Dev Update March 16, 2026
Date: March 16, 2026
1. Last Week by the Numbers
neptune-core
- Issues: 2 opened, 4 closed
- Pull Requests: 2 opened, 6 merged
- Commits: 14 merged into master
triton-vm
- Issues: 2 closed
2. Stand-up Summary
Alan Szepieniec
- Last Week: Released Version 0.7 of Neptune Core, focusing on performance optimizations for balance calculations and exchange-integration endpoints. Managed community PRs and began the initial evaluation of the open-source GPU prover.
- Coming Week: Integrate the GPU prover. Will be provisioning a GPU instance for the prover’s author to assist with development and may begin drafting a revised block header data structure.
Thorkil Værge
- Last Week: Worked on VXB wallet CI integration, moving production builds to GitHub servers for increased transparency. Assisted in the 0.7 release and performance slimming.

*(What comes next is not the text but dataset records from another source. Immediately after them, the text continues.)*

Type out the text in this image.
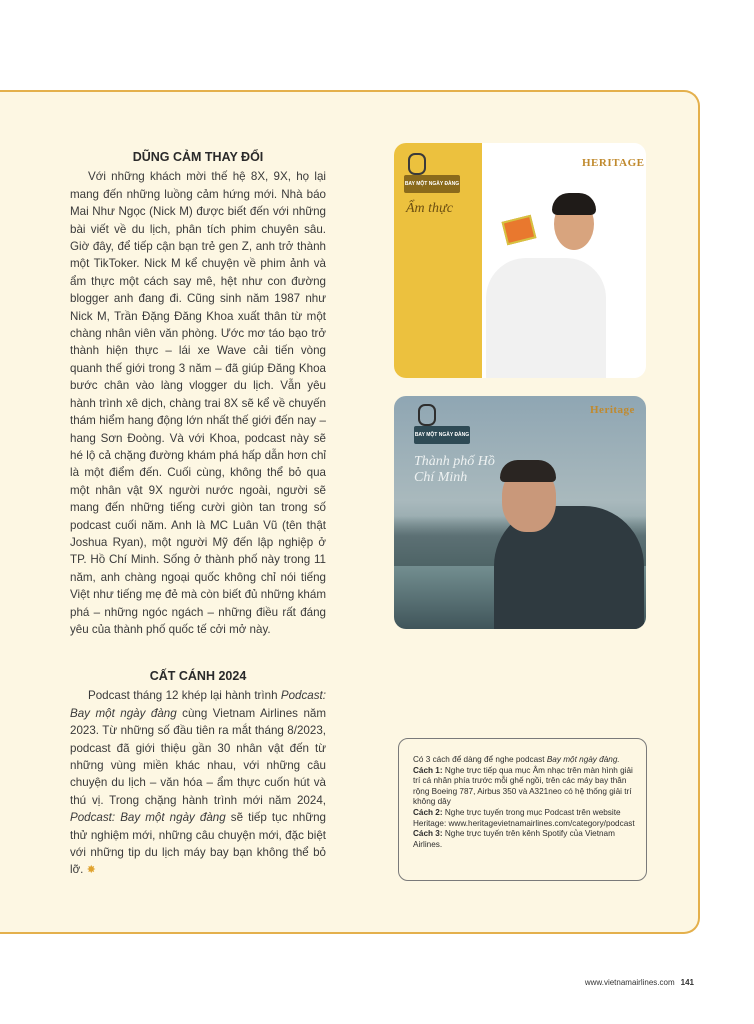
DŨNG CẢM THAY ĐỔI

Với những khách mời thế hệ 8X, 9X, họ lại mang đến những luồng cảm hứng mới. Nhà báo Mai Như Ngọc (Nick M) được biết đến với những bài viết về du lịch, phân tích phim chuyên sâu. Giờ đây, để tiếp cận bạn trẻ gen Z, anh trở thành một TikToker. Nick M kể chuyện về phim ảnh và ẩm thực một cách say mê, hệt như con đường blogger anh đang đi. Cũng sinh năm 1987 như Nick M, Trần Đặng Đăng Khoa xuất thân từ một chàng nhân viên văn phòng. Ước mơ táo bạo trở thành hiện thực – lái xe Wave cải tiến vòng quanh thế giới trong 3 năm – đã giúp Đăng Khoa bước chân vào làng vlogger du lịch. Vẫn yêu hành trình xê dịch, chàng trai 8X sẽ kể về chuyến thám hiểm hang động lớn nhất thế giới đến nay – hang Sơn Đoòng. Và với Khoa, podcast này sẽ hé lộ cả chặng đường khám phá hấp dẫn hơn chỉ là một điểm đến. Cuối cùng, không thể bỏ qua một nhân vật 9X người nước ngoài, người sẽ mang đến những tiếng cười giòn tan trong số podcast cuối năm. Anh là MC Luân Vũ (tên thật Joshua Ryan), một người Mỹ đến lập nghiệp ở TP. Hồ Chí Minh. Sống ở thành phố này trong 11 năm, anh chàng ngoại quốc không chỉ nói tiếng Việt như tiếng mẹ đẻ mà còn biết đủ những khám phá – những ngóc ngách – những điều rất đáng yêu của thành phố quốc tế cởi mở này.

CẤT CÁNH 2024

Podcast tháng 12 khép lại hành trình Podcast: Bay một ngày đàng cùng Vietnam Airlines năm 2023. Từ những số đầu tiên ra mắt tháng 8/2023, podcast đã giới thiệu gần 30 nhân vật đến từ những vùng miền khác nhau, với những câu chuyện du lịch – văn hóa – ẩm thực cuốn hút và thú vị. Trong chặng hành trình mới năm 2024, Podcast: Bay một ngày đàng sẽ tiếp tục những thử nghiệm mới, những câu chuyện mới, đặc biệt với những tip du lịch máy bay bạn không thể bỏ lỡ. ✸

BAY MỘT NGÀY ĐÀNG
Ẩm thực
HERITAGE
BAY MỘT NGÀY ĐÀNG
Thành phố Hồ Chí Minh
Heritage

Có 3 cách để dàng để nghe podcast Bay một ngày đàng.

Cách 1: Nghe trực tiếp qua mục Âm nhạc trên màn hình giải trí cá nhân phía trước mỗi ghế ngồi, trên các máy bay thân rộng Boeing 787, Airbus 350 và A321neo có hệ thống giải trí không dây

Cách 2: Nghe trực tuyến trong mục Podcast trên website Heritage: www.heritagevietnamairlines.com/category/podcast

Cách 3: Nghe trực tuyến trên kênh Spotify của Vietnam Airlines.

www.vietnamairlines.com 141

- Coming Week: Focusing on the VXB wallet upgrade to Neptune Core 0.7. This involves rewriting the RPC layer to support the new JSON RPC and utilizing type-safe client crates.
3. Technical Discussion
Neptune Core v0.7 & VXB Wallet Integration
The release of v0.7 significantly improved balance calculation speeds by eliminating redundant calculations and implementing better caching. The team is now transitioning the VXB wallet to this version. A key technical hurdle is the migration to the new JSON RPC; specifically, replacing the deprecated “block info” endpoint with logic centered on block headers. To support this, certain private functions within Neptune Core will be exposed to satisfy the VXB wallet as a canonical downstream dependency.
GPU Prover & Triton VM
There is ongoing work to integrate the open-source GPU prover. While the tool successfully achieves GPU acceleration for Triton VM—a significant technical milestone—the codebase is currently too immature and under-documented for a direct merge into the triton-vm repository. The team will continue to work with the author externally to refine the implementation.
Architectural Philosophy
A new development philosophy has been proposed for neptune-core, prioritizing robustness and simplicity over feature-completeness.
- Quality metric: ought to include a count of lines of code, excluding tests. Fewer lines is better.

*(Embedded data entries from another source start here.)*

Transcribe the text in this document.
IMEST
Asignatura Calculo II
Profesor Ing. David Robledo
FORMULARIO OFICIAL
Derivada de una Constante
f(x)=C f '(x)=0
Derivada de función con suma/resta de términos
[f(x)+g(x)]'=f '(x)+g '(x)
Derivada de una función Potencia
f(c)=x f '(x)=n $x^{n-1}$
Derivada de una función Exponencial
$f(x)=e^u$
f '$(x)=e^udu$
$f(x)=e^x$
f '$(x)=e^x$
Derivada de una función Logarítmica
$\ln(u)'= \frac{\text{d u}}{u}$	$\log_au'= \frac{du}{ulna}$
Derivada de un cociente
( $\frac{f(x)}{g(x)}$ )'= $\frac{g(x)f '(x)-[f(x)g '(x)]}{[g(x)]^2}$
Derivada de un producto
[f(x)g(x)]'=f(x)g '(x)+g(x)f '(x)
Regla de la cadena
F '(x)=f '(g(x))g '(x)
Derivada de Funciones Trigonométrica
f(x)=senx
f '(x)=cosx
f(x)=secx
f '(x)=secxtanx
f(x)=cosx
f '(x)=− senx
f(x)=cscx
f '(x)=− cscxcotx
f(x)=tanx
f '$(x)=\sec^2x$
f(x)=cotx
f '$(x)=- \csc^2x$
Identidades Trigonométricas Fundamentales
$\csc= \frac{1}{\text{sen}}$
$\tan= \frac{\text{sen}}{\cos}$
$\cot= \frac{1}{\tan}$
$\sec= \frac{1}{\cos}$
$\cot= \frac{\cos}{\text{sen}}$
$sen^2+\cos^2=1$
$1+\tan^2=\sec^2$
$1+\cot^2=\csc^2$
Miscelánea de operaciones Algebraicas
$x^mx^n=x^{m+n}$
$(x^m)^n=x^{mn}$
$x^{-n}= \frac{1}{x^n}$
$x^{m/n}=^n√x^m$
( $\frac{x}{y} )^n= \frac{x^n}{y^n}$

- Downstream Features: Future advanced features should be implemented in separate crates or downstream repositories rather than within the core.
Lustration Barrier / Forks.
The team is discussing using the upcoming “lustration barrier”, which will require a fork and thus presents the opportunity to revise architectural patterns such as the block header data structure. However, the wisdom of such a revision is up for debate and likely will only be settled by working through the development process.
4. Updates and Announcements
- Version 0.7 Released: Now live with major performance enhancements for exchanges and dashboard users.
- CI/CD Shift: VXB wallet production builds are now handled via GitHub Actions to ensure verifiable binaries.
- Community Growth: There has been a notable uptick in high-quality community Pull Requests; the team is prioritizing these reviews to expand the contributor base.
- Contributor Guidelines: The
CONTRIBUTING.mdfile will be kept up-to-date to reflect the new architecture policy regarding external crates for new features.